With the theme of drawers, chests, and wardrobes, we shall resume contact with the unfathomable store of daydreams of intimacy… [I]mages of intimacy that are in harmony with drawers and chests, as also with all the other hiding-places in which human beings, great dreamers of locks, keep or hide their secrets… A lock is a psychological threshold… like a heart that confides in no one, the key is not on the door… He who buries a treasure buries himself with it… The power that opens and shuts must possess the power of life…” Open Sesame:  “And what secret pressure, what soft words, are needed to gain access to a spirit…”

…[I]n memory words are not deposited ‘in a cerebral or any other kind of drawer.’” How much does memory serve us? And can it serve us if we do not live somewhat in the past? There are those who have touched us, though our memories of them do not superimpose themselves on our thoughts.

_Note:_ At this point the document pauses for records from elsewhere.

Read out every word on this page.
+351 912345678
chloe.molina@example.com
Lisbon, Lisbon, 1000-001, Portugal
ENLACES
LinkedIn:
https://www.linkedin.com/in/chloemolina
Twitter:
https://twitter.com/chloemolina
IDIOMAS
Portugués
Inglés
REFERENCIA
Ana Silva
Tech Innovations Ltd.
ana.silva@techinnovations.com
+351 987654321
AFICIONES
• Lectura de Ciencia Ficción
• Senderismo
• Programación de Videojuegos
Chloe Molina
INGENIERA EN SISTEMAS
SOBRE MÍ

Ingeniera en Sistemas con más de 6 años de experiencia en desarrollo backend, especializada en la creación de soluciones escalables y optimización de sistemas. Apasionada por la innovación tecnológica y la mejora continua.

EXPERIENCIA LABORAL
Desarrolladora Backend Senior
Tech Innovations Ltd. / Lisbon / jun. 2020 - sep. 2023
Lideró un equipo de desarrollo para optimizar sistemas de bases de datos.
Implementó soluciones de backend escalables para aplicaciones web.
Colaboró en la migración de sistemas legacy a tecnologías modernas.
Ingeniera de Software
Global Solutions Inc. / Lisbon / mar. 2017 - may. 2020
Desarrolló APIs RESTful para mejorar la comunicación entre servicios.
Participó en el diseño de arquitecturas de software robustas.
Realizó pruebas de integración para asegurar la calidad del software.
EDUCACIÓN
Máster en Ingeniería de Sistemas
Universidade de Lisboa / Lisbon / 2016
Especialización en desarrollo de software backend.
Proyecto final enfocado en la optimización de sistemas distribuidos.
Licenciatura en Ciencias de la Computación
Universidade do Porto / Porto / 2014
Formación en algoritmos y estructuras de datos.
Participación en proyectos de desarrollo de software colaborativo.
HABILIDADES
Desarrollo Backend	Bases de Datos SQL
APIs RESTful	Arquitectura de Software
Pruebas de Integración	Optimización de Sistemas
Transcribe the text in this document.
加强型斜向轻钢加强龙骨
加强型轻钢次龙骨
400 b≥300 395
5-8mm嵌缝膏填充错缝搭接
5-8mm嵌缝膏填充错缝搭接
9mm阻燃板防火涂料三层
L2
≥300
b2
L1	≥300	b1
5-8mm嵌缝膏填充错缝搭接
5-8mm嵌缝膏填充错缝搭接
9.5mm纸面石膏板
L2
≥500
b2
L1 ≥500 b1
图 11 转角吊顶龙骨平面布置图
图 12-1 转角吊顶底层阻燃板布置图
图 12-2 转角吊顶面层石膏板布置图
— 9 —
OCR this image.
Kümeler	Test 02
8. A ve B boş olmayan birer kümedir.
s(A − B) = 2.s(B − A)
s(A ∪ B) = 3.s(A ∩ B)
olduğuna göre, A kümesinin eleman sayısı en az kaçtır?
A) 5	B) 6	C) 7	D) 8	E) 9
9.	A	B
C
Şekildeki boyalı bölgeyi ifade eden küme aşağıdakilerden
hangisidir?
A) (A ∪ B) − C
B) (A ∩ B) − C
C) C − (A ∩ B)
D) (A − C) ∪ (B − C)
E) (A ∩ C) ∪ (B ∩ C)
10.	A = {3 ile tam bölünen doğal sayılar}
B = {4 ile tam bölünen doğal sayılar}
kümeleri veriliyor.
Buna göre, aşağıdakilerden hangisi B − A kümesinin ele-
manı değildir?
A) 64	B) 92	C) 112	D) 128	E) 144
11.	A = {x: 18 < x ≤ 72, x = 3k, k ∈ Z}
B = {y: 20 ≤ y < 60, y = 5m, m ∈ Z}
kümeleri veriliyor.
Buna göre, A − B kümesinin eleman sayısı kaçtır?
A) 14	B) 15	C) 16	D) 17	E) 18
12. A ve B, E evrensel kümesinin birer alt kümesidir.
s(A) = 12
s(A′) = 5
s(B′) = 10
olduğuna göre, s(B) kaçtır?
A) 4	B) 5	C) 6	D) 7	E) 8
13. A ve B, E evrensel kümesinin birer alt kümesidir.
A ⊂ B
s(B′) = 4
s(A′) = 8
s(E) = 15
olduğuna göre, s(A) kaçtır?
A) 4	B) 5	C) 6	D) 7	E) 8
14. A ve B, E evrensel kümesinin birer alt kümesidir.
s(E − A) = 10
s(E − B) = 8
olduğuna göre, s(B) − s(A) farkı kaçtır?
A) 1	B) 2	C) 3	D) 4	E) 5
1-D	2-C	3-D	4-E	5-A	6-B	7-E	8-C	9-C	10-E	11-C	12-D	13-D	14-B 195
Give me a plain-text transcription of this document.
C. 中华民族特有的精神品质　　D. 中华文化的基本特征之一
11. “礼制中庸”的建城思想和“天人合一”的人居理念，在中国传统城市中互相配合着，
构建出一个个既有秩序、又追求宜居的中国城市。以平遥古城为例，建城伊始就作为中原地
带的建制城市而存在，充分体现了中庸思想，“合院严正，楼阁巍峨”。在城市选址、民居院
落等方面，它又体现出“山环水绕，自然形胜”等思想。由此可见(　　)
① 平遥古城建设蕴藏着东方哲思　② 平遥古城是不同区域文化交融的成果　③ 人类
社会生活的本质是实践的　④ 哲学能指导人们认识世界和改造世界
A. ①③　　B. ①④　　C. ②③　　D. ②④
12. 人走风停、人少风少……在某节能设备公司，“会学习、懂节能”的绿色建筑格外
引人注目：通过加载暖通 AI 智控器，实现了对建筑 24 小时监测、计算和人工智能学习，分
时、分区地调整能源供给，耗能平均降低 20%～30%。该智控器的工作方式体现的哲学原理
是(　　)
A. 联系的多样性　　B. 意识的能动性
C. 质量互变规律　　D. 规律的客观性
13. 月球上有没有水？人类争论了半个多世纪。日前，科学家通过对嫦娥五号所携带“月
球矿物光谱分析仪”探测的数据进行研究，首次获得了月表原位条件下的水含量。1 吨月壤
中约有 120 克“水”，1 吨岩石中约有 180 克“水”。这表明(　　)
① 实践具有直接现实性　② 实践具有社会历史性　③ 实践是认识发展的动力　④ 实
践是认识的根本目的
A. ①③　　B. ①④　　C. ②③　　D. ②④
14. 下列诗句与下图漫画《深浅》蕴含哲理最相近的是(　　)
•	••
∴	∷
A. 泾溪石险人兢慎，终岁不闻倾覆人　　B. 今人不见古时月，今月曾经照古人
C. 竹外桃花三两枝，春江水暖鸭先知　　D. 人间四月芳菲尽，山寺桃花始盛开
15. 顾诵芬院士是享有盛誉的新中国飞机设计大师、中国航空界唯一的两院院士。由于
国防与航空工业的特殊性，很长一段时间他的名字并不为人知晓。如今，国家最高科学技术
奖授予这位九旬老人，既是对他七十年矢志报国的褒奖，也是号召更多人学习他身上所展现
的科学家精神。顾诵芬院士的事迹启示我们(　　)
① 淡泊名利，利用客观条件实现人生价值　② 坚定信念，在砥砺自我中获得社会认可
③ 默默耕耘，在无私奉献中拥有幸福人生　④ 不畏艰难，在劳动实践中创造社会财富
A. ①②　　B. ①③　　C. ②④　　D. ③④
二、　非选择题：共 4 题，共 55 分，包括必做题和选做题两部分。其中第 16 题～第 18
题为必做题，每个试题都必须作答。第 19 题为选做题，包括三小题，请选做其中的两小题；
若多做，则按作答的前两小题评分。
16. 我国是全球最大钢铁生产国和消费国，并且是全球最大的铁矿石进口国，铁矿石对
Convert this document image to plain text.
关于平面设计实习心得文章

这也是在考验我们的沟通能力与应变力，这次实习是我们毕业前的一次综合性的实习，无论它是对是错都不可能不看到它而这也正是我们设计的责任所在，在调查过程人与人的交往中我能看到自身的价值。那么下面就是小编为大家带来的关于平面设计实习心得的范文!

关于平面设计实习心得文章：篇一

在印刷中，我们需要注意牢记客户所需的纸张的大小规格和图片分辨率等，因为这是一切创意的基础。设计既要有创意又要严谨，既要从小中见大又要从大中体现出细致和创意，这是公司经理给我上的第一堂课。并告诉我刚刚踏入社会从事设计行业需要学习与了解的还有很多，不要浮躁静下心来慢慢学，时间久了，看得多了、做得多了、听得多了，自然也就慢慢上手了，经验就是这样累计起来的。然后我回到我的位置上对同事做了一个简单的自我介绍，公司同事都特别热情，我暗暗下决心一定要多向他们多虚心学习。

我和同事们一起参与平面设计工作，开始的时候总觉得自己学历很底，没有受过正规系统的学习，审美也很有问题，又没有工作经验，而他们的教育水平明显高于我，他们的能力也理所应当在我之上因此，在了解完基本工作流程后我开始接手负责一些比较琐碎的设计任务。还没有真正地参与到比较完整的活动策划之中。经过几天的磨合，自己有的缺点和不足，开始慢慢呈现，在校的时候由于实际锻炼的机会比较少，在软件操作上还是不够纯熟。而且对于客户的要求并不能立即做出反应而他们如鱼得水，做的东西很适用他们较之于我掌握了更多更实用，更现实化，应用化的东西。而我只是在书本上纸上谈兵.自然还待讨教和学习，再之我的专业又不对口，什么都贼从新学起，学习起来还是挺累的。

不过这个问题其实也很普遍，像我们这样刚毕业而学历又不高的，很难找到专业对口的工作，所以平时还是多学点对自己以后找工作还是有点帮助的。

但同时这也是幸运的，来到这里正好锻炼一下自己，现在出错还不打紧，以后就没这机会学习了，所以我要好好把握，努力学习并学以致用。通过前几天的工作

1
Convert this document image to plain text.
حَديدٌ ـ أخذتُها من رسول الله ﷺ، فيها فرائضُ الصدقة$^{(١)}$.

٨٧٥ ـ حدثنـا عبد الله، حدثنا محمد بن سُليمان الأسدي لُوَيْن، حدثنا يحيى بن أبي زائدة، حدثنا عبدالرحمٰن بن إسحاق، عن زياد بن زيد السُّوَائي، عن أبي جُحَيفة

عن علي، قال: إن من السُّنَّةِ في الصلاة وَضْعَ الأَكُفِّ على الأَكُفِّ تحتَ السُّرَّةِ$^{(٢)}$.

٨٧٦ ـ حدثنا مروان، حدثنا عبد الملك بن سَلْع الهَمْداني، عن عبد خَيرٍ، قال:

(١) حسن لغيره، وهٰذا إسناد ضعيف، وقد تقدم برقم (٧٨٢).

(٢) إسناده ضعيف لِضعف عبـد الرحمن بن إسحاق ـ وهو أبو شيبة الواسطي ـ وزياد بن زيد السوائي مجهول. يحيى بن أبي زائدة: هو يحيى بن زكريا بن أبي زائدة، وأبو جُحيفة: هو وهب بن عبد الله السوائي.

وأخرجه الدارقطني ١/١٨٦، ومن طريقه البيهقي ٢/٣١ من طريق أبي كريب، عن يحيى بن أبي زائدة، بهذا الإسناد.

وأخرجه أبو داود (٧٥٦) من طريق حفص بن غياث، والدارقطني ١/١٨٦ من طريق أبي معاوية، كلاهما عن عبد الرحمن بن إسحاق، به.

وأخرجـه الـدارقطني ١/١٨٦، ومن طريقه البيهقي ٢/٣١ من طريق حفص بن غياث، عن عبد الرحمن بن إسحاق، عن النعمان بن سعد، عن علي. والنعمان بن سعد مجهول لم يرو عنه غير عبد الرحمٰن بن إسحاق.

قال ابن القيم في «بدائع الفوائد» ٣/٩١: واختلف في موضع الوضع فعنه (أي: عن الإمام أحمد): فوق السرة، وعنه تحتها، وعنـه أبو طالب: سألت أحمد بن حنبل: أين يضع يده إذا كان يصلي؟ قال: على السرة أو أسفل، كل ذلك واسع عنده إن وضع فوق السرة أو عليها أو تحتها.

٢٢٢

Yet, upon the hearing of their passing, a pricking of the heart reminds us that they made a difference.

“…[A]n image… confers being upon us… [I]mage is a phenomenon of being… [A]n image that issues from the imagination is not subject to verification by reality… [T]he poet has given concrete form to a very general psychological theme, namely, that there will always be more things in a closed than an open box. To verify images kills them, and it is always more enriching to imagine than to experience.” Or in the words of Slavoj Žižek: “And, of course, we have a perfect name for fantasy realised. It’s called ‘nightmare’.”

…[T]he corner is a chamber of being… For to great dreamers of corners and holes nothing is ever empty.”

“I am the space where I am.” (Noel Arnaud)

…[A] syncretism of of sensitivity keeps words from crystallinzing into perfect solids… Language dreams… We must listen to poets… [B]ut even when the criticism of reason, the scorn of philosophy and poetic traditions unite to turn us from the poet’s labyrinthine dreams, it remains nonetheless true that the poet has made a trap for dreamers out of his poem. As for me, I let myself be caught.”